Il padiglione greco, interessante sotto il profilo stilistico nel richiamo formale al tipico frontone dei templi greci qui colorato di azzurro e in struttura di cemento armato, potrebbe diventare ove venisse restaurato, un piccolo avamposto culturale di matrice espositivo in uso alla frizzante comunità ellenica siciliana, nel rapporto biunivoco Italia/Grecia, rinsaldato dall’ottimo gesto fortemente voluto dalla Regione Siciliana di restituzione in patria ellenica del piccolo frammento del Partenone in possesso del Museo Archeologico Salinas.

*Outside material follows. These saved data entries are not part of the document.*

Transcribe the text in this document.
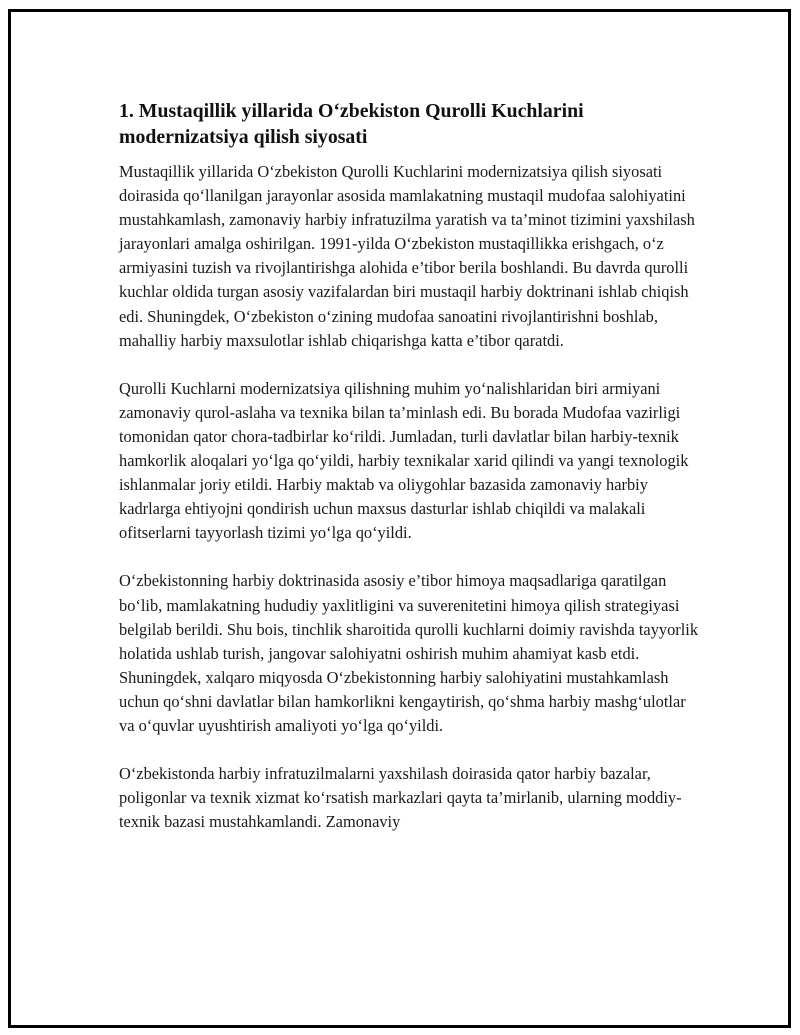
1. Mustaqillik yillarida O‘zbekiston Qurolli Kuchlarini modernizatsiya qilish siyosati

Mustaqillik yillarida O‘zbekiston Qurolli Kuchlarini modernizatsiya qilish siyosati doirasida qo‘llanilgan jarayonlar asosida mamlakatning mustaqil mudofaa salohiyatini mustahkamlash, zamonaviy harbiy infratuzilma yaratish va ta’minot tizimini yaxshilash jarayonlari amalga oshirilgan. 1991-yilda O‘zbekiston mustaqillikka erishgach, o‘z armiyasini tuzish va rivojlantirishga alohida e’tibor berila boshlandi. Bu davrda qurolli kuchlar oldida turgan asosiy vazifalardan biri mustaqil harbiy doktrinani ishlab chiqish edi. Shuningdek, O‘zbekiston o‘zining mudofaa sanoatini rivojlantirishni boshlab, mahalliy harbiy maxsulotlar ishlab chiqarishga katta e’tibor qaratdi.

Qurolli Kuchlarni modernizatsiya qilishning muhim yo‘nalishlaridan biri armiyani zamonaviy qurol-aslaha va texnika bilan ta’minlash edi. Bu borada Mudofaa vazirligi tomonidan qator chora-tadbirlar ko‘rildi. Jumladan, turli davlatlar bilan harbiy-texnik hamkorlik aloqalari yo‘lga qo‘yildi, harbiy texnikalar xarid qilindi va yangi texnologik ishlanmalar joriy etildi. Harbiy maktab va oliygohlar bazasida zamonaviy harbiy kadrlarga ehtiyojni qondirish uchun maxsus dasturlar ishlab chiqildi va malakali ofitserlarni tayyorlash tizimi yo‘lga qo‘yildi.

O‘zbekistonning harbiy doktrinasida asosiy e’tibor himoya maqsadlariga qaratilgan bo‘lib, mamlakatning hududiy yaxlitligini va suverenitetini himoya qilish strategiyasi belgilab berildi. Shu bois, tinchlik sharoitida qurolli kuchlarni doimiy ravishda tayyorlik holatida ushlab turish, jangovar salohiyatni oshirish muhim ahamiyat kasb etdi. Shuningdek, xalqaro miqyosda O‘zbekistonning harbiy salohiyatini mustahkamlash uchun qo‘shni davlatlar bilan hamkorlikni kengaytirish, qo‘shma harbiy mashg‘ulotlar va o‘quvlar uyushtirish amaliyoti yo‘lga qo‘yildi.

O‘zbekistonda harbiy infratuzilmalarni yaxshilash doirasida qator harbiy bazalar, poligonlar va texnik xizmat ko‘rsatish markazlari qayta ta’mirlanib, ularning moddiy-texnik bazasi mustahkamlandi. Zamonaviy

Forse aprire e stimolare il dibattito attorno a questo piccolo edificio, apparentemente dimenticato persino dalla storia, salvarlo e valorizzarlo restituendone l’uso a tutta la comunità, potrà rappresentare il primo passo verso quella consapevolezza di cui l’intera area ha bisogno dopo questa brutta parentesi di pianificazione e sensibilità sul nostro strepitoso patrimonio culturale architettonico.
Al degrado si sostituisca la ragione, alla demolizione e all’abbandono si voglia sostituire un ragionato piano particolareggiato che salvi le decine di padiglioni ancora presenti nell’area, da integrare con nuova architettura di qualità, spazi verdi e servizi.